= The Dream of a Summer Day =

"The Dream of a Summer Day" is an essay by Lafcadio Hearn that reminisced on his childhood, and which also incorporated a retelling of the Japanese folktale of Urashima Tarō. It was the first piece in the collection Out of the East (1895).

== Essay ==
"The Dream of a Summer Day" was first printed in the 28 July 1894 issue of The Japan Weekly Mail, and republished in the collection Out of the East (1895).

===Urashima and Irish legend===
Commentators have noted a parallel between the underlying Japanese fairy tale of Urashima Tarō and the Irish legend around Oisín and the fairy princess of the sea, (Note: And the Dragon Palace (Ryūgū in Japanese) parallels the Irish legendary Land of Youth (Tír na nÓg).) and Hearn might have recalled this legend in writing the piece, even though he does not explicitly state this.

Hearn himself considered the Urashima to be similar to Washington Irving's "The Adelantado of the Seven Cities" which deals with a search for St. Brendan's fabled isle, more so than to "Rip van Winkle".

Hearn's biographer Paul Murray has identified it as an "enchanted memory" of his beloved aunt, Catherine Frances Elwood, the elder sister of his Irish father, even though other commentators have assumed it was about his parting with his Greek mother, née Rosa Antonia Cassimati. (Note: Rosa Antonia Cassimati on authority of Murray. Kawamura's paper refers to her as "Rosa Cerigote".)

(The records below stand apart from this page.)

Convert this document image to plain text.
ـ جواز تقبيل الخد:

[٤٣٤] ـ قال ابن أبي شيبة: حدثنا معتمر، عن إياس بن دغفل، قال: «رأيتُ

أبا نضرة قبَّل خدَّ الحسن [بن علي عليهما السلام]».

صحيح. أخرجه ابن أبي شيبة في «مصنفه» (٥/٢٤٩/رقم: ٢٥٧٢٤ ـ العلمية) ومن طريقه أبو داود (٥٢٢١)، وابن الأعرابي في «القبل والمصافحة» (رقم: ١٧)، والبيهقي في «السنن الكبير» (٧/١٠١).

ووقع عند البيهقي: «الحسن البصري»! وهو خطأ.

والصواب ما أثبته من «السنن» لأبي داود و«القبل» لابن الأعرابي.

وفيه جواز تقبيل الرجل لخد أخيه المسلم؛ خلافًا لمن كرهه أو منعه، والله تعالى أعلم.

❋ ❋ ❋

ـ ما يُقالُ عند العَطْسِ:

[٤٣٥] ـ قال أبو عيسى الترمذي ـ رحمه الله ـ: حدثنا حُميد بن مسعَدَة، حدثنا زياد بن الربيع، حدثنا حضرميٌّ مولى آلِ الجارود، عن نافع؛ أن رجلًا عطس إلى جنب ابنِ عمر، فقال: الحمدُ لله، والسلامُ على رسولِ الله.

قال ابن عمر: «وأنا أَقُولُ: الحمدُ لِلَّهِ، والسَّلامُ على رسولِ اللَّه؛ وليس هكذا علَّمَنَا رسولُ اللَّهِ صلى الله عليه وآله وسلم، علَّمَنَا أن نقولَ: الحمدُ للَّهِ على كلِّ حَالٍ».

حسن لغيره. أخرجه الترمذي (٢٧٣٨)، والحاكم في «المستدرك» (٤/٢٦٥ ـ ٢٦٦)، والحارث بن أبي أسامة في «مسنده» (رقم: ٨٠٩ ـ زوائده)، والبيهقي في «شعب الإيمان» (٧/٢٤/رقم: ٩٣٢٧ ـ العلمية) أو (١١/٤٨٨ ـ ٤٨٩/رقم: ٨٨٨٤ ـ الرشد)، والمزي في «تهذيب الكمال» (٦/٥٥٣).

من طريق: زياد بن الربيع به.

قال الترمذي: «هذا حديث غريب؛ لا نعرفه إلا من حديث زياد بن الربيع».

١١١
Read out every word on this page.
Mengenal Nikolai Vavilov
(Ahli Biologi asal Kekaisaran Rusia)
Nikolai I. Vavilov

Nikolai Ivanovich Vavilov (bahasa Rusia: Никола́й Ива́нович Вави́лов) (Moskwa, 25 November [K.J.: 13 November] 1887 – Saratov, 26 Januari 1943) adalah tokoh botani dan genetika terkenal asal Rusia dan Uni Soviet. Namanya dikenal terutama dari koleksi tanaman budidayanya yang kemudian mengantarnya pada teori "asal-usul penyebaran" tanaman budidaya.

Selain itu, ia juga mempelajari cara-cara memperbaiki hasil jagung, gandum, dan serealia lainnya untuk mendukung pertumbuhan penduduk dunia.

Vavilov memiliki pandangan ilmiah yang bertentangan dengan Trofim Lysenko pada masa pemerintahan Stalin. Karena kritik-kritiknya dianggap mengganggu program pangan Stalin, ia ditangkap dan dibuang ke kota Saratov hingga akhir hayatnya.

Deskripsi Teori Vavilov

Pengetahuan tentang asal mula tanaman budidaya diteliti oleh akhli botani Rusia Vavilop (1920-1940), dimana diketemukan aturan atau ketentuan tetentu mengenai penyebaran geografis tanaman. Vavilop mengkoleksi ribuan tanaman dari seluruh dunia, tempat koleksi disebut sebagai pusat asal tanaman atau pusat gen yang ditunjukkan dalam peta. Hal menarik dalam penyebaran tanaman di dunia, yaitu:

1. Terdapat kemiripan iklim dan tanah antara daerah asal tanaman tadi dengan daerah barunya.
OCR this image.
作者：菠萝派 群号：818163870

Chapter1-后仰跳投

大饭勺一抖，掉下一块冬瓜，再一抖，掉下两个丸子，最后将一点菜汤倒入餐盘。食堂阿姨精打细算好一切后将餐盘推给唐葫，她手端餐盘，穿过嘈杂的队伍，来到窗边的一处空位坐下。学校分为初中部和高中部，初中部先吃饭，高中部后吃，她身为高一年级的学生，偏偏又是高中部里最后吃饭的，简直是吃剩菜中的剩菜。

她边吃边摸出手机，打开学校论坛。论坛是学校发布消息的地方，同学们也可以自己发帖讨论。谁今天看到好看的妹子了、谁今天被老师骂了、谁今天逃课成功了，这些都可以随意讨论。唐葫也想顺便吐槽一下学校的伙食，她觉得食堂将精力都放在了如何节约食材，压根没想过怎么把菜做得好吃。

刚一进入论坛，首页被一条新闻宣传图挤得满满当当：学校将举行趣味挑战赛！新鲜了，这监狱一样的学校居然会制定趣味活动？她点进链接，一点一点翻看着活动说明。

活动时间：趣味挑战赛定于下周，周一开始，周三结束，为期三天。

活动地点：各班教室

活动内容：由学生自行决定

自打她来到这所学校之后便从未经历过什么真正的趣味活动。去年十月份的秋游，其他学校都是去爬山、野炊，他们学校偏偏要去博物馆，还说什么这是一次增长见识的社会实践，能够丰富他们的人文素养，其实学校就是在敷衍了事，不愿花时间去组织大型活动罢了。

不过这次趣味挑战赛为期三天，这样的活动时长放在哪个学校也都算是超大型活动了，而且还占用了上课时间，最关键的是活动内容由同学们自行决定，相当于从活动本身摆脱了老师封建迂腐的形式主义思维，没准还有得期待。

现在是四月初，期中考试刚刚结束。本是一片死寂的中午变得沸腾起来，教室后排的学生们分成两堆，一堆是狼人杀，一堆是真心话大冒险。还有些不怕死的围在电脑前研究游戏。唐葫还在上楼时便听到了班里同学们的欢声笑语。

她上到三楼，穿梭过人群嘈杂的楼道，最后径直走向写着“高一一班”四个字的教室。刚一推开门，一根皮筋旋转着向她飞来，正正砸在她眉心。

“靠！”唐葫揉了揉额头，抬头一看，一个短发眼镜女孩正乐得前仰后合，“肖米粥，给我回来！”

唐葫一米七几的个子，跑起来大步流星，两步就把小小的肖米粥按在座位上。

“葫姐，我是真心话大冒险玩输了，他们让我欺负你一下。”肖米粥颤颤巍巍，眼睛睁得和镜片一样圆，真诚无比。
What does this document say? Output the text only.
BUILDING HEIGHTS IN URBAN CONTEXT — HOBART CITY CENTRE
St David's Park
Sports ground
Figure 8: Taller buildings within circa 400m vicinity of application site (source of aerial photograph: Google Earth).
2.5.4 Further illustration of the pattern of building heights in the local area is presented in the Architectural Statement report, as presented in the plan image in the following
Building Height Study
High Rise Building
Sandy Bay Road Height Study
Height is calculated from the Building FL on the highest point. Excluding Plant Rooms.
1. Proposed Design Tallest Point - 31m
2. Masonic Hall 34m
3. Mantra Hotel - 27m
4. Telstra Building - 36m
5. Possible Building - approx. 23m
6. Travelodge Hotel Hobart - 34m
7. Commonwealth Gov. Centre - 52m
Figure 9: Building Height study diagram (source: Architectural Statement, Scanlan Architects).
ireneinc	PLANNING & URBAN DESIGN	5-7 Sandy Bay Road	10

===Hearn and the Manyo poem of Urashima===
Although most commentators stress Hearn's identification with the Urashima figure, Hearn may have also empathized with the ancient poet of the Man'yōshū who recounted the even older legend of Urashima. For Hearn's essay begins in the same way: he starts by describing the scenery of Misumi, Kumamoto where he was then staying, and drifts into the tale of Urashima; likewise, the ancient poet opens by describing the scenery of Suminoe (Suminoe-ku, Osaka), then launches into his musings about the Urashima legend. Hearn's Misumi was not anywhere near the spot of the legend, however, he happened to be staying at an inn named "Urashima-ya". The identity of the ancient poet was unknown to Hearn, but scholars have determined the author of this poem have been Takahashi no Mushimaro.